Yeni Üyelik
23.
Bölüm

Gerçek Ailem 23💔

@gogirll

Hello canlarımm. Nasılsınızz, ben baya iyiyimmm.

Umarım siz de iyi olursunuzzz

Uzatmadan bölüme geçelim

***

Uraz'ın anlatımı ile

Çok pişmandım, bir daha nasıl Ela'nın yüzüne bakacağımı bile bilmiyordum. Onunla daha konuşmadan yaptığım aptal bir şaka yüzünden soğuk duvarlar örülmüştü. Ne olursa olsun kendimi affettirmeye çalışacaktım, görüyordum o kız da hiç birimizin bilmedği gerçekler vardı. Ayrıca 'abi' derken bahsettiği Eray ise onu kimse elimden alamazdı, benim küçük meleğime kimsenin böyle bir şey yapmasını izin vermezdim...

Beynimi kuracalayan başka bir şey ise içeri giren doktara benzeyen adamdı. Ela'yı tanıyor gibi gözüküyordu,

İyi de nereden? bu kızın doktorla ne işi olur?

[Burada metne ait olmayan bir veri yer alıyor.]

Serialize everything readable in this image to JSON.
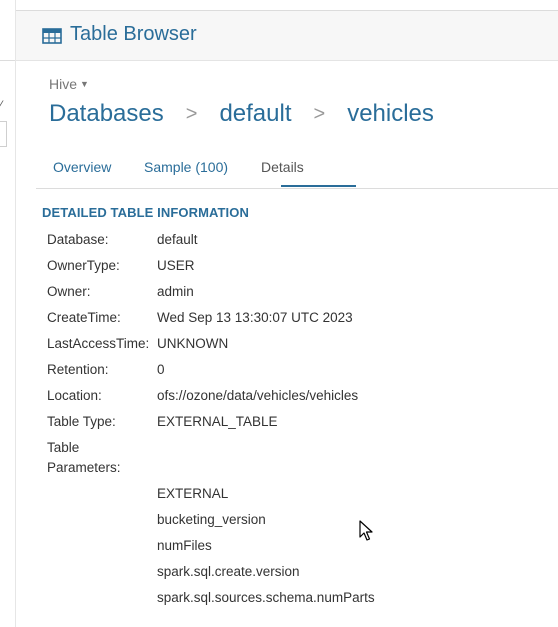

Aklıma gelen düşünceler ile kafamı 'hayır' anlamın da salladım. Hayalini dahi düşünmek istemiyordum, olmazdı değil mi? Benim dokunmaya kıyamadığım bebeğime vurmuş olamazlar değil mi?

Gözlerim dolmuştu, birinin omzuma dokunması ile irkilerek ona döndüm. Alaz endişeli gözlerle beni süzüyordu, "İyi misin ikiz? Her ne düşünüyorsan at onu, canımı yakıyor" Sol elini kalbine koymuştu, onun da gözleri benim gibi doluydu. "İ-İkiz, ben kendimi nasıl affettireceğim?" Masumca çıkan sesimle gerçekleri bir kez daha vurmuştum kendi yüzüme, hıçkıra hıçkıra ağlamaya başladım. Hemen kolunun altına aldı beni sımsıkı sarıldı. "Şt, koçum erkek adam ağlamaz. Hem ben Ela'yı az çok tanıdım affedecek o seni" Dedi sesin de onun da hafiften tedirgin olduğu belli oluyordu. "İ-İkiz intikam almak istemez değil mi?" En çok da ondan korkuyordum, Cemre gibi mi yapardı acaba?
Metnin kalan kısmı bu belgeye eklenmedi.